IU study finds differences in COVID-19 and other coronavirus which may be the reason it is so hard to control
Even as the world continues to grapple with the COVID-19 pandemic, scientists are still trying to find antiviral therapies to treat those who become infected.
"As the COVID-19 pandemic continues, the need for developing effective treatment is necessary to save lives and to break the transmission chain," said Keisuke Ejima, assistant research scientist at the IU School of Public Health-Bloomington and lead author of a series of studies. "However, we need to understand the biological characteristics of this virus and appropriately design clinical studies to identify effective treatment."
A recent study from an international research group including Indiana University found that SARS-CoV-2, the virus that causes COVID-19, is very different, biologically and clinically, from other coronaviruses. That difference may be associated with the difficulty in controlling disease spread and disease burden. The study was published in PLoS Biology.
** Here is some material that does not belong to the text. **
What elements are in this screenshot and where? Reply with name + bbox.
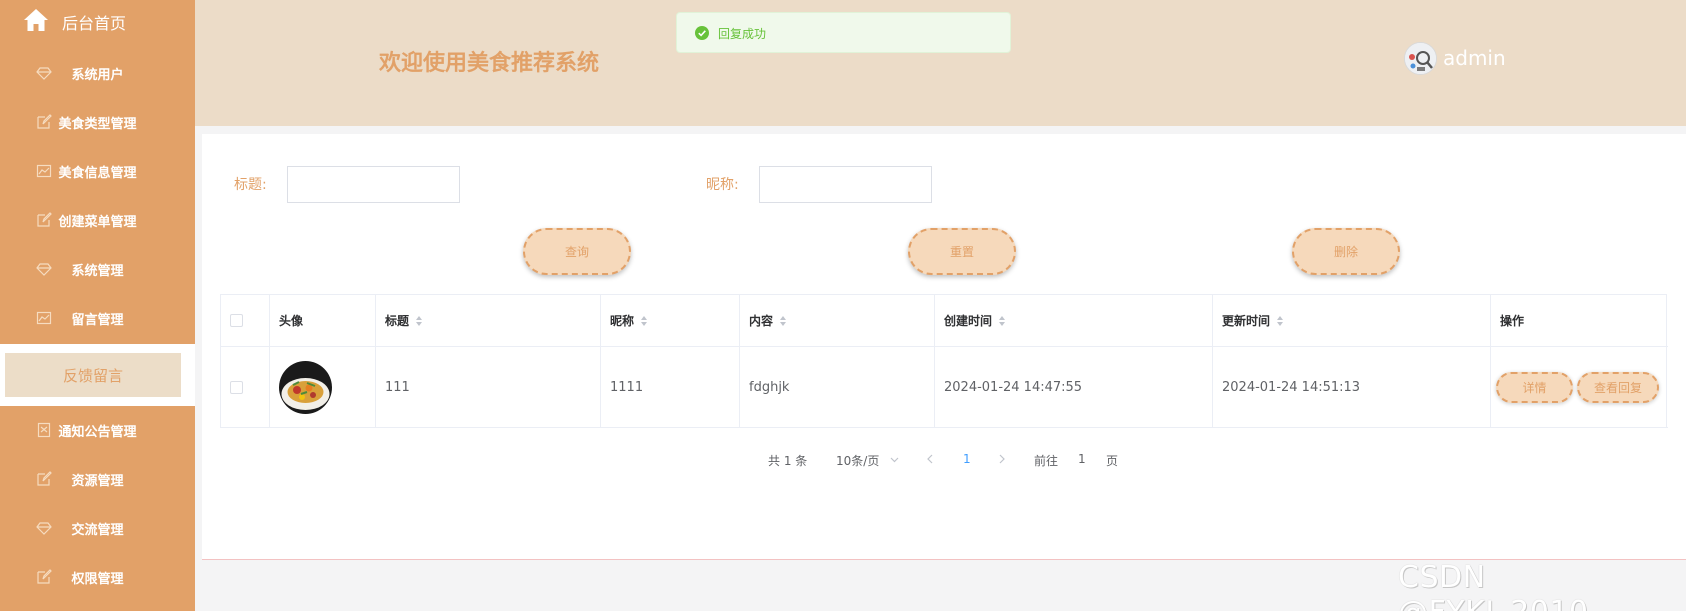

Using a mathematical model, researchers investigated how the viral load of SARS-CoV-2 changes over time within humans at acute phase of infection. They particularly focused on the timing of peak viral load and compared it with other coronaviruses. They found that the peak appears about two days after symptom onset for SARS-CoV-2, which is far shorter than the other coronaviruses, such as SARS-CoV-1 at 7.2 days and MERS at 12.2 days.
"It is known that antiviral treatment needs to be initiated before symptom onset. So our work shows that we have only two days of 'grace period,' which makes this really challenging," Ejima said. "Do you go to see doctors just because you have a mild fever? You may wait several days. However, at this point, it might be too late to start antiviral treatment for this virus."
Ejima said the other finding from this study is that the viral load peak appears early after symptom onset, which suggests that the virus is transmissible even before symptom onset. This is why people need to keep wearing masks even when they are not sick.
The team is also studying why clinical studies investigating the effect of antivirals for SARS-CoV-2 mostly fail to see significant findings using the same framework. According to their research, an appropriate study design for clinical trials is the key.
Clinical trials have been conducted to identify effective drugs, and those trials recruited patients who are randomly assigned to treatment and placebo groups. Outcomes, such as recovery, are compared between the groups.
Based on the previous analyses of viral load dynamics, Ejima’s team computed how many patients need to be recruited in clinical trials to see significant effects of antivirals. They found that if patients are recruited to clinical trials regardless of the time since symptom onset, the number should be over 10,000, which is unreasonably large. With smaller numbers, many patients are recruited too late to see effective antiviral treatment. However, if they only recruit patients within two days since symptom onset, they found that only 500 patients need to be recruited.
"Even though antivirals are effective, their true effect cannot be observed if the timing of treatment is not considered," Ejima said. "I am afraid many clinical trial studies prematurely concluded that the treatment was not effective just because patients were recruited way after symptom onset."